昨年は、過去最高となる62組の歌手やグループが出演。米大リーグヤンキースの松井秀喜選手が実家から出演したほか、錦織健と女子十二楽坊が共演したり、BEGIN、森山良子、夏川りみの3組で「涙そうそう」を歌ったりと、工夫の跡が垣間見られた。

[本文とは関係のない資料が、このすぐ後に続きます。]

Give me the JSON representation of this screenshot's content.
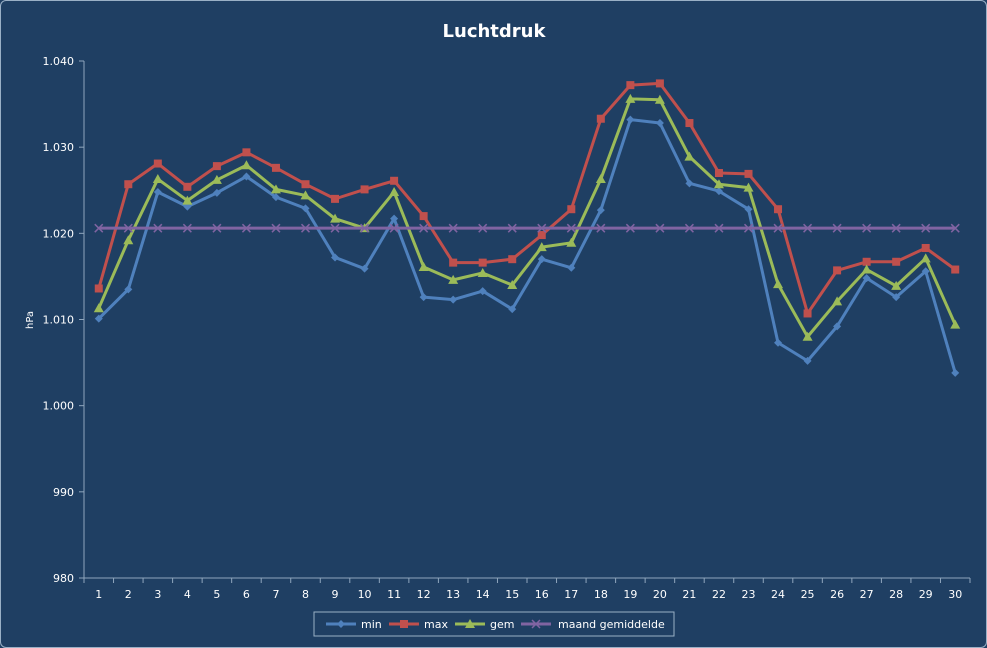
{
  "chart_data": {
    "type": "line",
    "title": "Luchtdruk",
    "ylabel": "hPa",
    "xlabel": "",
    "categories": [
      "1",
      "2",
      "3",
      "4",
      "5",
      "6",
      "7",
      "8",
      "9",
      "10",
      "11",
      "12",
      "13",
      "14",
      "15",
      "16",
      "17",
      "18",
      "19",
      "20",
      "21",
      "22",
      "23",
      "24",
      "25",
      "26",
      "27",
      "28",
      "29",
      "30"
    ],
    "ylim": [
      980,
      1040
    ],
    "yticks": [
      980,
      990,
      1000,
      1010,
      1020,
      1030,
      1040
    ],
    "ytick_labels": [
      "980",
      "990",
      "1.000",
      "1.010",
      "1.020",
      "1.030",
      "1.040"
    ],
    "grid": false,
    "legend_position": "bottom",
    "series": [
      {
        "name": "min",
        "color": "#4f81bd",
        "marker": "diamond",
        "values": [
          1010.1,
          1013.5,
          1024.8,
          1023.1,
          1024.7,
          1026.6,
          1024.2,
          1022.9,
          1017.2,
          1015.9,
          1021.7,
          1012.6,
          1012.3,
          1013.3,
          1011.2,
          1017.0,
          1016.0,
          1022.7,
          1033.2,
          1032.8,
          1025.8,
          1024.9,
          1022.8,
          1007.3,
          1005.2,
          1009.2,
          1014.8,
          1012.6,
          1015.6,
          1003.8
        ]
      },
      {
        "name": "max",
        "color": "#c0504d",
        "marker": "square",
        "values": [
          1013.6,
          1025.7,
          1028.1,
          1025.4,
          1027.8,
          1029.4,
          1027.6,
          1025.7,
          1024.0,
          1025.1,
          1026.1,
          1022.0,
          1016.6,
          1016.6,
          1017.0,
          1019.8,
          1022.8,
          1033.3,
          1037.2,
          1037.4,
          1032.8,
          1027.0,
          1026.9,
          1022.8,
          1010.7,
          1015.7,
          1016.7,
          1016.7,
          1018.3,
          1015.8
        ]
      },
      {
        "name": "gem",
        "color": "#9bbb59",
        "marker": "triangle",
        "values": [
          1011.3,
          1019.2,
          1026.3,
          1023.8,
          1026.2,
          1027.9,
          1025.1,
          1024.4,
          1021.7,
          1020.6,
          1024.8,
          1016.1,
          1014.6,
          1015.4,
          1014.0,
          1018.4,
          1018.9,
          1026.3,
          1035.6,
          1035.5,
          1028.9,
          1025.7,
          1025.3,
          1014.1,
          1008.0,
          1012.1,
          1015.8,
          1013.9,
          1017.1,
          1009.4
        ]
      },
      {
        "name": "maand gemiddelde",
        "color": "#8064a2",
        "marker": "x",
        "values": [
          1020.6,
          1020.6,
          1020.6,
          1020.6,
          1020.6,
          1020.6,
          1020.6,
          1020.6,
          1020.6,
          1020.6,
          1020.6,
          1020.6,
          1020.6,
          1020.6,
          1020.6,
          1020.6,
          1020.6,
          1020.6,
          1020.6,
          1020.6,
          1020.6,
          1020.6,
          1020.6,
          1020.6,
          1020.6,
          1020.6,
          1020.6,
          1020.6,
          1020.6,
          1020.6
        ]
      }
    ]
  }
}
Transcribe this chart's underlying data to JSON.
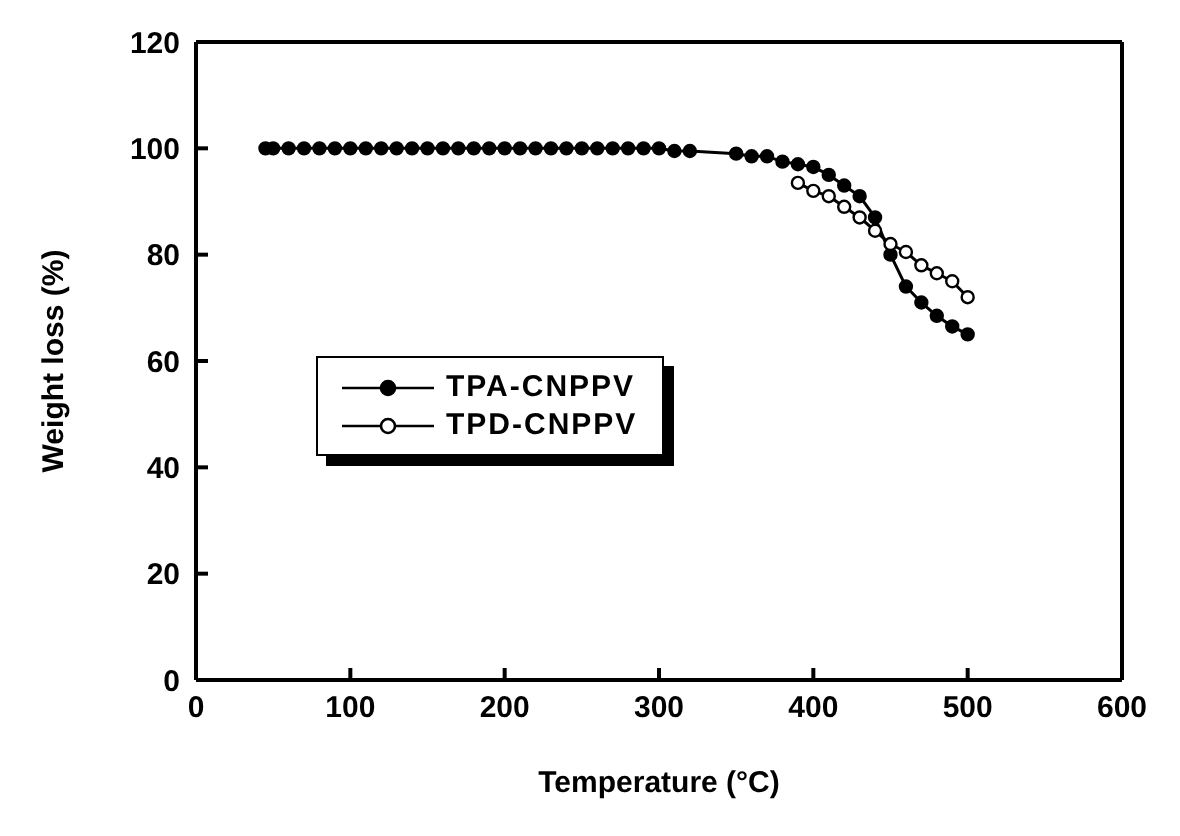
{
  "chart_data": {
    "type": "line",
    "xlabel": "Temperature  (°C)",
    "ylabel": "Weight loss (%)",
    "xlim": [
      0,
      600
    ],
    "ylim": [
      0,
      120
    ],
    "xticks": [
      0,
      100,
      200,
      300,
      400,
      500,
      600
    ],
    "yticks": [
      0,
      20,
      40,
      60,
      80,
      100,
      120
    ],
    "grid": false,
    "legend": "center left",
    "marker": "circle",
    "line_style": "solid",
    "series": [
      {
        "name": "TPA-CNPPV",
        "color": "#000000",
        "x": [
          45,
          50,
          60,
          70,
          80,
          90,
          100,
          110,
          120,
          130,
          140,
          150,
          160,
          170,
          180,
          190,
          200,
          210,
          220,
          230,
          240,
          250,
          260,
          270,
          280,
          290,
          300,
          310,
          320,
          350,
          360,
          370,
          380,
          390,
          400,
          410,
          420,
          430,
          440,
          450,
          460,
          470,
          480,
          490,
          500
        ],
        "values": [
          100,
          100,
          100,
          100,
          100,
          100,
          100,
          100,
          100,
          100,
          100,
          100,
          100,
          100,
          100,
          100,
          100,
          100,
          100,
          100,
          100,
          100,
          100,
          100,
          100,
          100,
          100,
          99.5,
          99.5,
          99,
          98.5,
          98.5,
          97.5,
          97,
          96.5,
          95,
          93,
          91,
          87,
          80,
          74,
          71,
          68.5,
          66.5,
          65
        ]
      },
      {
        "name": "TPD-CNPPV",
        "color": "#000000",
        "x": [
          390,
          400,
          410,
          420,
          430,
          440,
          450,
          460,
          470,
          480,
          490,
          500
        ],
        "values": [
          93.5,
          92,
          91,
          89,
          87,
          84.5,
          82,
          80.5,
          78,
          76.5,
          75,
          72
        ]
      }
    ]
  }
}
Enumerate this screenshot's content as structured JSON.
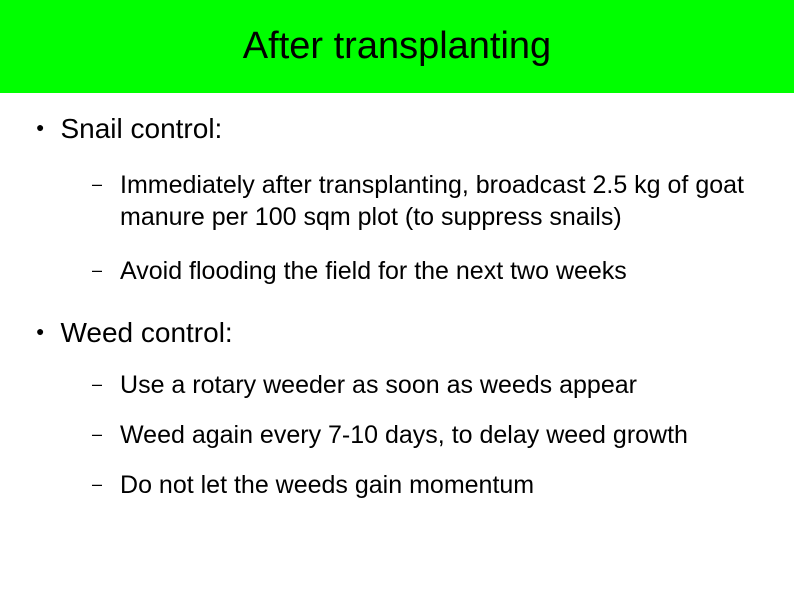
{
  "title": "After transplanting",
  "colors": {
    "title_bg": "#00ff00",
    "title_text": "#000000",
    "body_text": "#000000",
    "slide_bg": "#ffffff"
  },
  "typography": {
    "title_fontsize_pt": 28,
    "level1_fontsize_pt": 21,
    "level2_fontsize_pt": 19,
    "font_family": "Arial"
  },
  "sections": [
    {
      "heading": "Snail control:",
      "items": [
        "Immediately after transplanting, broadcast 2.5 kg of goat manure per 100 sqm plot (to suppress snails)",
        "Avoid flooding the field for the next two weeks"
      ]
    },
    {
      "heading": "Weed control:",
      "items": [
        "Use a rotary weeder as soon as weeds appear",
        "Weed again every 7-10 days, to delay weed growth",
        "Do not let the weeds gain momentum"
      ]
    }
  ],
  "bullet_chars": {
    "level1": "●",
    "level2": "–"
  }
}
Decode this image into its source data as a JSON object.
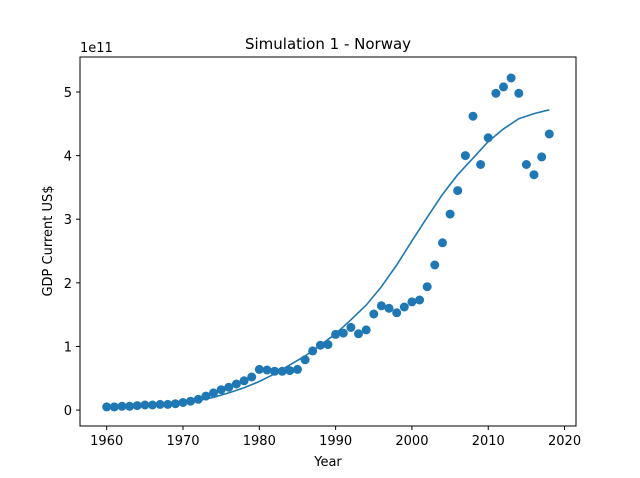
{
  "chart_data": {
    "type": "scatter",
    "title": "Simulation 1 - Norway",
    "xlabel": "Year",
    "ylabel": "GDP Current US$",
    "y_offset_label": "1e11",
    "xlim": [
      1956.5,
      2021.5
    ],
    "ylim": [
      -0.25,
      5.55
    ],
    "x_ticks": [
      1960,
      1970,
      1980,
      1990,
      2000,
      2010,
      2020
    ],
    "x_tick_labels": [
      "1960",
      "1970",
      "1980",
      "1990",
      "2000",
      "2010",
      "2020"
    ],
    "y_ticks": [
      0,
      1,
      2,
      3,
      4,
      5
    ],
    "y_tick_labels": [
      "0",
      "1",
      "2",
      "3",
      "4",
      "5"
    ],
    "grid": false,
    "color": "#1f77b4",
    "series": [
      {
        "type": "scatter",
        "x": [
          1960,
          1961,
          1962,
          1963,
          1964,
          1965,
          1966,
          1967,
          1968,
          1969,
          1970,
          1971,
          1972,
          1973,
          1974,
          1975,
          1976,
          1977,
          1978,
          1979,
          1980,
          1981,
          1982,
          1983,
          1984,
          1985,
          1986,
          1987,
          1988,
          1989,
          1990,
          1991,
          1992,
          1993,
          1994,
          1995,
          1996,
          1997,
          1998,
          1999,
          2000,
          2001,
          2002,
          2003,
          2004,
          2005,
          2006,
          2007,
          2008,
          2009,
          2010,
          2011,
          2012,
          2013,
          2014,
          2015,
          2016,
          2017,
          2018
        ],
        "y": [
          0.05,
          0.05,
          0.06,
          0.06,
          0.07,
          0.08,
          0.08,
          0.09,
          0.09,
          0.1,
          0.12,
          0.14,
          0.17,
          0.22,
          0.27,
          0.32,
          0.36,
          0.41,
          0.46,
          0.52,
          0.64,
          0.63,
          0.61,
          0.61,
          0.62,
          0.64,
          0.79,
          0.93,
          1.02,
          1.03,
          1.19,
          1.21,
          1.3,
          1.2,
          1.26,
          1.51,
          1.64,
          1.6,
          1.53,
          1.62,
          1.7,
          1.73,
          1.94,
          2.28,
          2.63,
          3.08,
          3.45,
          4.0,
          4.62,
          3.86,
          4.28,
          4.98,
          5.08,
          5.22,
          4.98,
          3.86,
          3.7,
          3.98,
          4.34
        ]
      },
      {
        "type": "line",
        "x": [
          1960,
          1962,
          1964,
          1966,
          1968,
          1970,
          1972,
          1974,
          1976,
          1978,
          1980,
          1982,
          1984,
          1986,
          1988,
          1990,
          1992,
          1994,
          1996,
          1998,
          2000,
          2002,
          2004,
          2006,
          2008,
          2010,
          2012,
          2014,
          2016,
          2018
        ],
        "y": [
          0.03,
          0.04,
          0.05,
          0.07,
          0.09,
          0.11,
          0.15,
          0.2,
          0.27,
          0.35,
          0.45,
          0.57,
          0.71,
          0.85,
          1.02,
          1.2,
          1.42,
          1.65,
          1.94,
          2.28,
          2.66,
          3.03,
          3.39,
          3.7,
          3.96,
          4.22,
          4.42,
          4.58,
          4.66,
          4.72
        ]
      }
    ]
  }
}
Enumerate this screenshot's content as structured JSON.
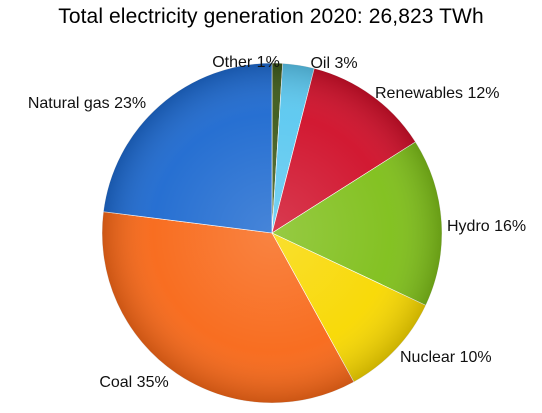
{
  "chart_data": {
    "type": "pie",
    "title": "Total electricity generation 2020: 26,823 TWh",
    "slices": [
      {
        "label": "Other 1%",
        "category": "Other",
        "value": 1,
        "color": "#3d5a1a"
      },
      {
        "label": "Oil 3%",
        "category": "Oil",
        "value": 3,
        "color": "#5bc8f0"
      },
      {
        "label": "Renewables  12%",
        "category": "Renewables",
        "value": 12,
        "color": "#d0102a"
      },
      {
        "label": "Hydro 16%",
        "category": "Hydro",
        "value": 16,
        "color": "#7fbf1a"
      },
      {
        "label": "Nuclear 10%",
        "category": "Nuclear",
        "value": 10,
        "color": "#f8d800"
      },
      {
        "label": "Coal 35%",
        "category": "Coal",
        "value": 35,
        "color": "#f86818"
      },
      {
        "label": "Natural gas 23%",
        "category": "Natural gas",
        "value": 23,
        "color": "#1e6ad0"
      }
    ],
    "start": "12 o'clock",
    "direction": "clockwise",
    "legend": "none"
  }
}
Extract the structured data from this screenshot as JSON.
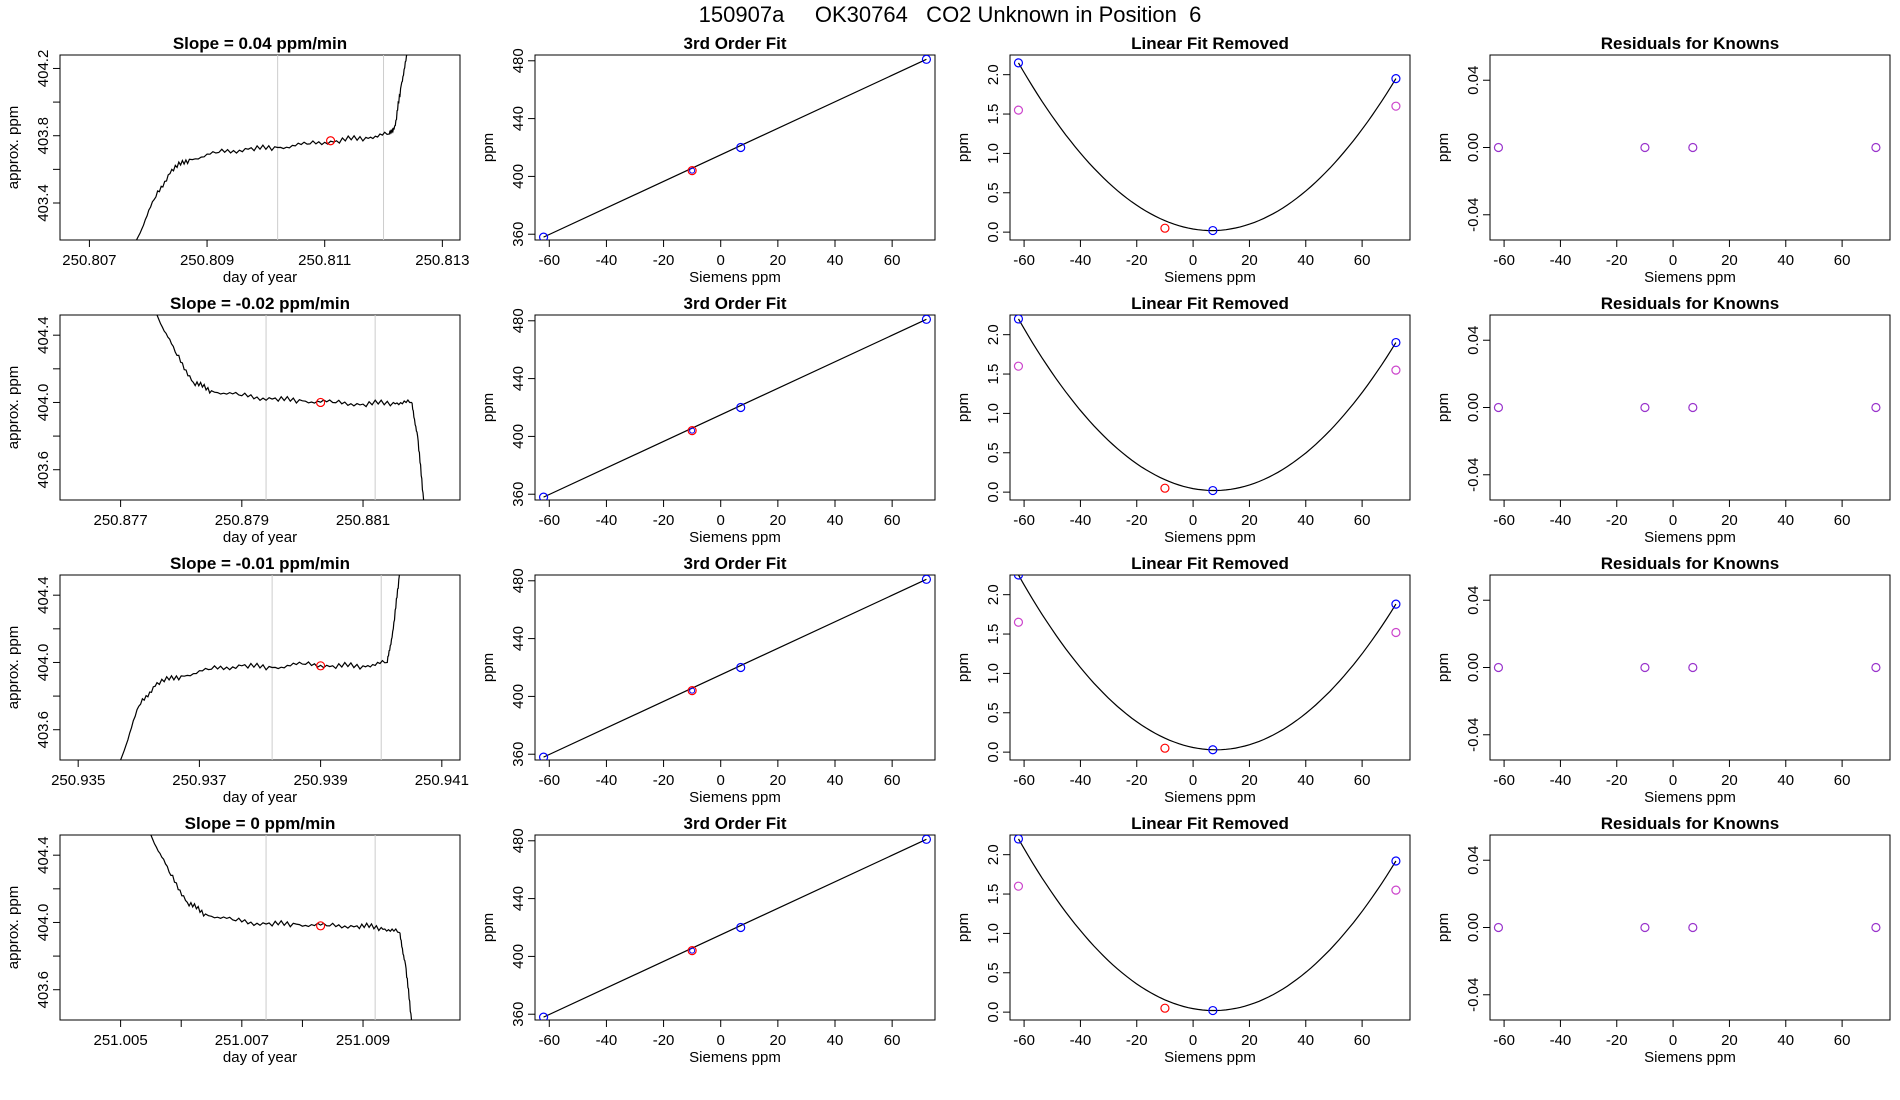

「さくら」の森山直太朗、楽曲制作者の長渕剛と共演した森進一らのステージは、視聴意欲をそそられた。
最大の目玉となったSMAP。CDセールスが200万枚を超えた昨年最大のヒット曲を大トリに添えるのは、当然のことだろう。白いスーツ姿でステージに立った5人の熱唱が、白組を圧勝に導いた。歌う前に5人が平和を願うメッセージを語り掛けたが、歌の趣旨との相乗効果をもたらす好演出だった。
全体の内容や構成を振り返ると、残念ながら、今回も「平板」との印象が強かった。ジャンル、世代を超えた出場者を裁くのは至難の業なのか。ただ、問題点の幾つかは明確なはずだ。倉木麻衣やゆずの初出演は時機を逸していないか? 後藤真希が「オリビアを聴きながら」を歌う意味が分からなくはないか? 和田アキ子、山本譲二をはじめ、現在ではなく、過去のヒット曲を歌った歌手が多すぎないか? “人気アナウンサー”が、はしゃぎすぎではないか?
今年の曲順発表は12月29日。NHKが裏の格闘番組を警戒したためだ。近年は、ニュースやミニ番組での宣伝にも力を入れているようだが、視聴率を意識する余り、その年を象徴するヒット曲、歌謡界を代表する人々の生き様を視聴者に届けるという趣旨が霞んでしまえば、番組の存在意義にかかわるのではないか。NHKには、時代を映す国民的番組を制作する責任や気概を忘れてほしくない。
☆視聴率は、第1部が35・5%、第2部が45・9%(ともにビデオリサーチ調べ、関東地区)で、第2部は過去最低だったとか。一方の格闘番組では、ボブ・サップと曙が対決した「K−1プレミアム2003」(TBS系)が最高(19・5%)だったという。今年は、同じような格闘番組が集中する事態は避けてもらいたいものだ。